The status of gene-editing monoclonal cells used for nuclear donors directly affects the construction of recombinant embryos. The shorter the culture time of nuclear donor cells in vitro, the better. To shorten the operation generation of gene-edited cells as much as possible, we need to solve how the acquisition of enough monoclonal cells used to be the nuclear donor can be accelerated. Microarrays can limit cells to a specific adhesion space and allow them to cluster into spheres for a short time. To further optimize the chips and make them more suitable for the growth of primary cell monoclonal cells, we used SLES-treated ECM pregel to pattern the microarray to promote sphere formation of monoclonal cells and reduce the generations of cell reproduction.

In this study, we explored an ECM-based microarray to obtain high-quality gene-edited cell spheres. The gene-edited cells formed a three-dimensional dendritic (3D) structure after 96 h of culture in the 50 μm microarrays and then formed 3D cell microspheres. Because the contact surface between the microsphere and the culture bottom is narrow and the adhesion is not firm, when the cell spheres grow to a certain size, they will automatically fall off from the bottom by shaking or gently blowing with a pipette gun. The detached cell spheres were visible to the naked eye. These detached cell spheres were diluted, and spheres proliferating from a single cell were blown away in the pore plate and then cultured. In this way, gene-edited-positive cell clones can be obtained quickly by one or two subcultures (Figure B-e-h). By comparison, it takes approximately 1 month to obtain enough monoclonal cells by the traditional cloning ring method, and most cells undergo morphological changes (Figure B-a-d).

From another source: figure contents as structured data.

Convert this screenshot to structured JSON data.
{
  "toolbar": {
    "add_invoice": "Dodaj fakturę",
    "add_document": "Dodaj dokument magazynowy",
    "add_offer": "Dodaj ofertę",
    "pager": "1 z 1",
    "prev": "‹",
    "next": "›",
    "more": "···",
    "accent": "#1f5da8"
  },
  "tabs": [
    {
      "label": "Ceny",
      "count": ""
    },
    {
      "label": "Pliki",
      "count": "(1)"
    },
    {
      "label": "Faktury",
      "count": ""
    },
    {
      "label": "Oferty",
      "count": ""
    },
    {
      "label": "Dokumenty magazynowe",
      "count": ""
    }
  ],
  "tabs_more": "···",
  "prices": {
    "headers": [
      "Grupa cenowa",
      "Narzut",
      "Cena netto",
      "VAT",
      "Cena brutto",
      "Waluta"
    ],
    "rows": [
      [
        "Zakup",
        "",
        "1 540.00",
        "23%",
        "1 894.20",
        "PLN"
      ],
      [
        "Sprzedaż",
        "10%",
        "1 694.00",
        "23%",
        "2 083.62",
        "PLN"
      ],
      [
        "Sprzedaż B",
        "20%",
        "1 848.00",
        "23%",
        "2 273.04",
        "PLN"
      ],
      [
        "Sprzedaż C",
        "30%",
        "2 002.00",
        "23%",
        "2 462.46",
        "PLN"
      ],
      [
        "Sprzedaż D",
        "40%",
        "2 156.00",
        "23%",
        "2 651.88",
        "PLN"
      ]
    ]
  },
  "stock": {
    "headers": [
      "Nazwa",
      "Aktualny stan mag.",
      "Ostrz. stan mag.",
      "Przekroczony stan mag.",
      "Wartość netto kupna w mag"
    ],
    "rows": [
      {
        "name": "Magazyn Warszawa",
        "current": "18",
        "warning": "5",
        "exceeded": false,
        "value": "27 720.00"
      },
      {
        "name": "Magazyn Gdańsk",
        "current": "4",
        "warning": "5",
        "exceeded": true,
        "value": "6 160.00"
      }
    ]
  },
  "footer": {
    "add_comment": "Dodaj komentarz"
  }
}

Compared with the monoclonal cells obtained by the traditional cloning ring method, the monoclonal cells obtained by the microarray method can provide higher-quality nuclear donors, and the success rate of recombinant embryos constructed by them is significantly higher than that obtained by the traditional method (Figure C,D). Furthermore, we also successfully used these monoclonal cells as nuclear donors to obtain gene-edited pigs.

Conclusions

In this study, a new descaling agent, SLES, was used for the first time to prepare a porcine kidney extracellular matrix pregel. Using the pregel as a substrate to pattern microarrays, we can promote cell proliferation and adhesion, maintain high cell viability, and enable single primary kidney fibroblasts to grow at a restricted site and spontaneously assemble into spherules within 4 days. Compared with the traditional monoclonal method, the harvesting time of monoclonal cells was reduced from 30–40 to 10 days, which greatly reduced the passage cycle of primary gene-edited cells in vitro and could provide high-quality nuclear donors for somatic cell nuclear transplantation in a better and faster way. Finally, monoclonal cells prepared by this method were used as nuclear donors to successfully produce Fah gene knockout pigs.

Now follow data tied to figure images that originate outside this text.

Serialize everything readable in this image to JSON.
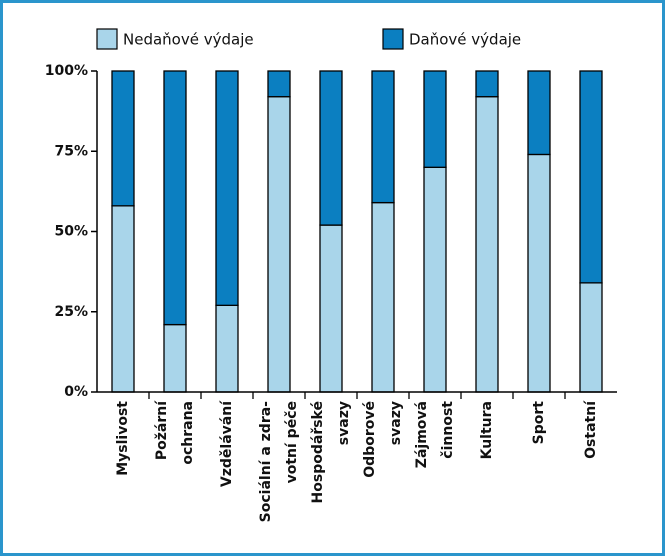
{
  "chart_data": {
    "type": "stacked_bar",
    "categories": [
      [
        "Myslivost"
      ],
      [
        "Požární",
        "ochrana"
      ],
      [
        "Vzdělávání"
      ],
      [
        "Sociální a zdra-",
        "votní péče"
      ],
      [
        "Hospodářské",
        "svazy"
      ],
      [
        "Odborové",
        "svazy"
      ],
      [
        "Zájmová",
        "činnost"
      ],
      [
        "Kultura"
      ],
      [
        "Sport"
      ],
      [
        "Ostatní"
      ]
    ],
    "series": [
      {
        "name": "Nedaňové výdaje",
        "color": "#a9d5ea",
        "values": [
          58,
          21,
          27,
          92,
          52,
          59,
          70,
          92,
          74,
          34
        ]
      },
      {
        "name": "Daňové výdaje",
        "color": "#0b7fc1",
        "values": [
          42,
          79,
          73,
          8,
          48,
          41,
          30,
          8,
          26,
          66
        ]
      }
    ],
    "ylim": [
      0,
      100
    ],
    "yticks": [
      {
        "value": 0,
        "label": "0%"
      },
      {
        "value": 25,
        "label": "25%"
      },
      {
        "value": 50,
        "label": "50%"
      },
      {
        "value": 75,
        "label": "75%"
      },
      {
        "value": 100,
        "label": "100%"
      }
    ]
  }
}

These monoclonal microarrays will have greater application potential in the construction of multigene knockout/knockin cells and could provide the conditions for fragile cells to proliferate after complex and long-term operation studies. Moreover, this single-cell patterning technology could also contribute to biological studies in vitro, such as the understanding of basic cell functions, cell behaviors, cell migration, and drug screening. In contrast to traditional population-based cell experiments, single-cell patterning is an effective technology for the in-depth study of fundamental cell characteristics and for fully understanding cell heterogeneity. Moreover, given that microarrays can promote cell clustering into spheres, microarrays can also be used to grow organoids. In the next step, we will expand the application of this microarray.